The idea of “Me Too” was for women who had been sexually harassed to identify so by posting those two simple words on their social media pages. The idea was to show how common the problem is among women, and possibly men as well, in America’s workplace.

But few people realized that the “Me Too” campaign was actually initiated 10 years ago by a Black woman named Tarana Burke.

Burke is an activist who came forward last week to explain the true history of the campaign. The concept was developed by an organization that she started called “Just Be Inc.”
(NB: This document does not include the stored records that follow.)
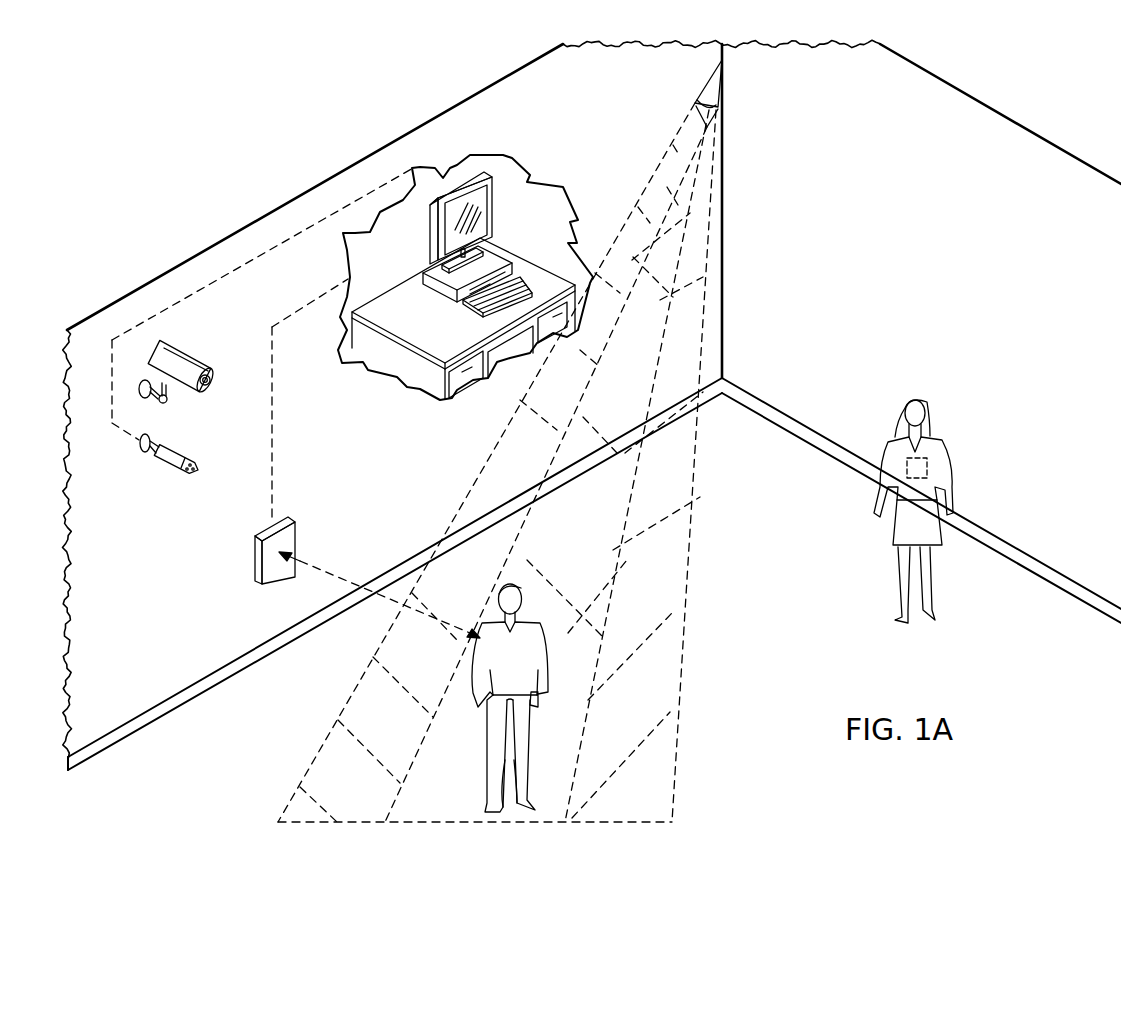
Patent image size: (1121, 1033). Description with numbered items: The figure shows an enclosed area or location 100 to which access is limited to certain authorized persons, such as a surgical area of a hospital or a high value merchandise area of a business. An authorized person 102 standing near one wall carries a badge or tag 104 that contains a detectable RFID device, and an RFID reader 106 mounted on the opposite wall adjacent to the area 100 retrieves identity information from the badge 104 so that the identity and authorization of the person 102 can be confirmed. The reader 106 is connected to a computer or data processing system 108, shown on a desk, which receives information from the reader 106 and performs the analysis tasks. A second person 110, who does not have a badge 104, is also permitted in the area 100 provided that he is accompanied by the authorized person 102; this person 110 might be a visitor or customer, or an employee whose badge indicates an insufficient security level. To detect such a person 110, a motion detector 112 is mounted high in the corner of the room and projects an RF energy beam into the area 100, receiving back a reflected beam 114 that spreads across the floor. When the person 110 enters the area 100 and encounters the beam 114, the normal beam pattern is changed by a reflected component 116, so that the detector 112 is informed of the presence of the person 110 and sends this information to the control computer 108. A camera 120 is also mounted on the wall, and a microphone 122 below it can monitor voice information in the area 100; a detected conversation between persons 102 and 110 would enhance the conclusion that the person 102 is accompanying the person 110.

The enclosed area 100 is at (1086, 111).
The authorized person 102 is at (933, 567).
The RFID badge 104 is at (907, 452).
The RFID reader 106 is at (297, 543).
The computer 108 is at (495, 207).
The accompanied person 110 is at (487, 760).
The motion detector 112 is at (703, 86).
The reflected beam 114 is at (361, 676).
The reflected component 116 is at (668, 172).
The camera 120 is at (212, 341).
The microphone 122 is at (203, 435).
“Empowerment through empathy was the thing that I felt helped me … that other survivors who empathize with my situation help me to feel like I wasn’t alone and gave me entry to my healing journey,” Burke told CBS News reporter Reena Ninan. “My focus, in all the work that I do, is for the most marginalized people. So I worked with young women of color in the south and then, when we moved our work onto a MySpace page, and women started coming forward and talking to us, saying ‘thank you for this’ and ‘we needed it.’ We realized that we had to expand to more than young people, so we worked with young women, mostly Black and brown women throughout the south, and later Philadelphia and New York.”

At first people thought actress Alyssa Milano started the campaign, but she and Burke soon connected and got together, and Burke reports that Milano is “very committed to making sure the goals of the work that I do are met.”

Burke admits that the original “Me Too” campaign was not supported, when it focused just on women of color. But she adds that Black women still need to create movements themselves, while “inserting ourselves in larger movements.”

Actress Lupita Nyong’o has also joined the “Me Too” campaign, which Burke says is evidence that sexual harassment happens across the board.  “These people that are predators prey on everybody,” Burke said.